Naturally it is a matter of political sagacity to choose the stake in such a way that it yields the highest possible gain. But not to stake anything at all for fear, perhaps, of picking the wrong horse means to renounce a Folk’s future. The objection that such an action may have the character of a risky gamble can most easily be refuted by simple reference to previous historical experience. By a risky gamble we understand a game in which from the outset the chances of winning are subject to the fate of chance. This will never be the case in politics. For the more the ultimate decision lies in the darkness of the future, the more is the conviction of the possibility or impossibility of a success erected on humanly perceptible factors. The task of a nation’s political leadership is to weigh these factors. The result of this examination, then, must also lead to a decision. Thus this decision is consonant with one’s own insight, and is sustained by faith in possible success on the basis of this insight. Hence I can just as little call a politically decisive deed a risky gamble, just because its outcome is not one hundred percent certain, as an operation undertaken by a surgeon the outcome of which likewise will not necessarily be successful. From time immemorial it has always been in keeping with the nature of great men to execute deeds whose success is even doubtful and indefinite with the utmost energy, if the necessity thereof as such lay before them, and if after a mature examination of all conditions this very action alone could be considered.
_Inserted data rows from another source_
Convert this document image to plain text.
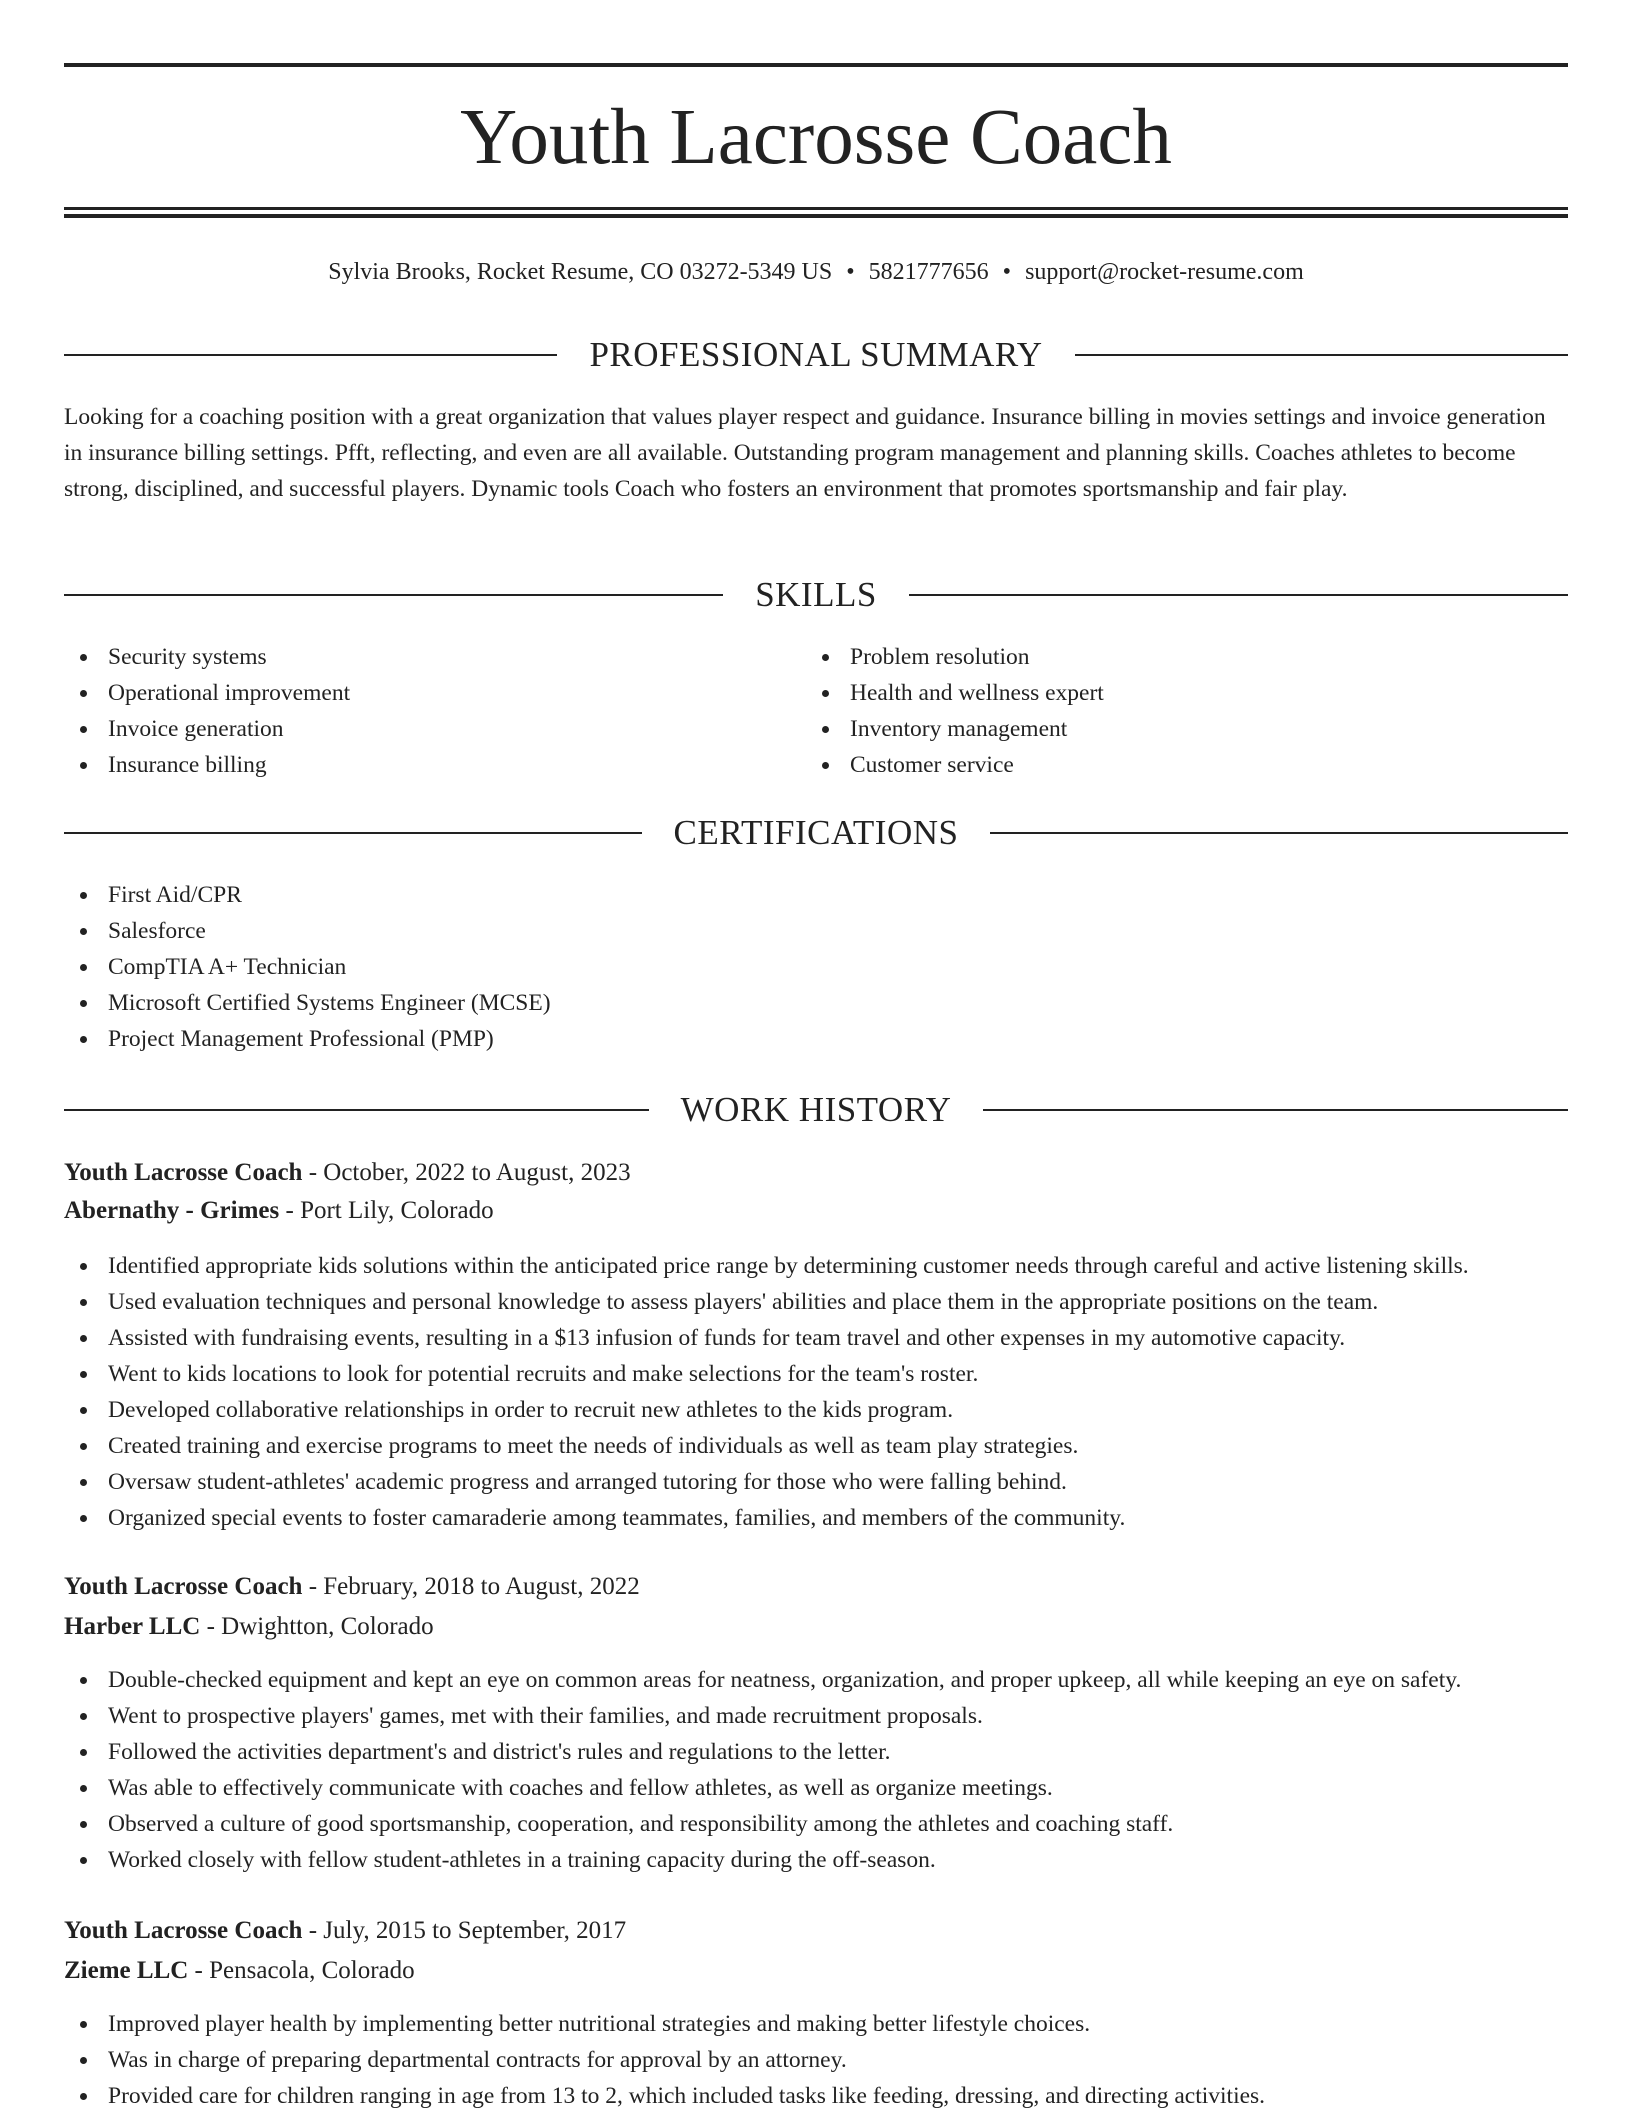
Youth Lacrosse Coach
Sylvia Brooks, Rocket Resume, CO 03272-5349 US • 5821777656 • support@rocket-resume.com
PROFESSIONAL SUMMARY

Looking for a coaching position with a great organization that values player respect and guidance. Insurance billing in movies settings and invoice generation in insurance billing settings. Pfft, reflecting, and even are all available. Outstanding program management and planning skills. Coaches athletes to become strong, disciplined, and successful players. Dynamic tools Coach who fosters an environment that promotes sportsmanship and fair play.

SKILLS
Security systems
Operational improvement
Invoice generation
Insurance billing
Problem resolution
Health and wellness expert
Inventory management
Customer service
CERTIFICATIONS
First Aid/CPR
Salesforce
CompTIA A+ Technician
Microsoft Certified Systems Engineer (MCSE)
Project Management Professional (PMP)
WORK HISTORY
Youth Lacrosse Coach - October, 2022 to August, 2023
Abernathy - Grimes - Port Lily, Colorado
Identified appropriate kids solutions within the anticipated price range by determining customer needs through careful and active listening skills.
Used evaluation techniques and personal knowledge to assess players' abilities and place them in the appropriate positions on the team.
Assisted with fundraising events, resulting in a $13 infusion of funds for team travel and other expenses in my automotive capacity.
Went to kids locations to look for potential recruits and make selections for the team's roster.
Developed collaborative relationships in order to recruit new athletes to the kids program.
Created training and exercise programs to meet the needs of individuals as well as team play strategies.
Oversaw student-athletes' academic progress and arranged tutoring for those who were falling behind.
Organized special events to foster camaraderie among teammates, families, and members of the community.
Youth Lacrosse Coach - February, 2018 to August, 2022
Harber LLC - Dwightton, Colorado
Double-checked equipment and kept an eye on common areas for neatness, organization, and proper upkeep, all while keeping an eye on safety.
Went to prospective players' games, met with their families, and made recruitment proposals.
Followed the activities department's and district's rules and regulations to the letter.
Was able to effectively communicate with coaches and fellow athletes, as well as organize meetings.
Observed a culture of good sportsmanship, cooperation, and responsibility among the athletes and coaching staff.
Worked closely with fellow student-athletes in a training capacity during the off-season.
Youth Lacrosse Coach - July, 2015 to September, 2017
Zieme LLC - Pensacola, Colorado
Improved player health by implementing better nutritional strategies and making better lifestyle choices.
Was in charge of preparing departmental contracts for approval by an attorney.
Provided care for children ranging in age from 13 to 2, which included tasks like feeding, dressing, and directing activities.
The joy of responsibility in the framing of great decisions in the struggles of nations will, of course, be all the greater the more the actors, by observation of their Folk, can conclude that even a miscarriage will not be able to destroy the nation’s vital strength. For in the long run a Folk, inwardly healthy at its core, can never be effaced through defeats on the battlefield. Thus insofar as a Folk possesses this inner health, with the prerequisite of a sufficient racial importance, the courage for difficult undertakings can be the greater since even the failure of the same would not, by far, signify the downfall of such a Folk. And here Clausewitz is right, when in his principles he asserts that, with a healthy Folk, such a defeat may repeatedly lead to a later resurgence, and that, conversely, only cowardly subjection, that is, a supine surrender to fate, can lead to ultimate destruction. The neutrality, however, which is today recommended to our Folk as the only action possible, is really nothing but a volitionless surrender to a fate determined by foreign powers. And only therein lies the symptom and the possibility of our decline. If, on the contrary, our Folk itself had undertaken abortive attempts to achieve freedom, a factor that could be beneficial to our Folk’s strength would lie in the very manifestation of this attitude. For let it not be said that it is political sagacity which holds us back from such steps. No, it is a wretched cowardice and a lack of principle which in this case, as so often in history, one tries to confuse with intelligence. Obviously a Folk under the duress of foreign powers can be forced by circumstances to endure years of foreign oppression. But the less a Folk can seriously do outwardly against overpowering forces, the more, however, will its internal life press toward freedom and leave nothing untried that could be suitable for changing the momentarily given condition one day by staking such a Folk’s entire strength. One will then endure the yoke of a foreign conqueror, but with clenched fists and gritted teeth, waiting for the hour which offers the first opportunity of shaking off the tyrant.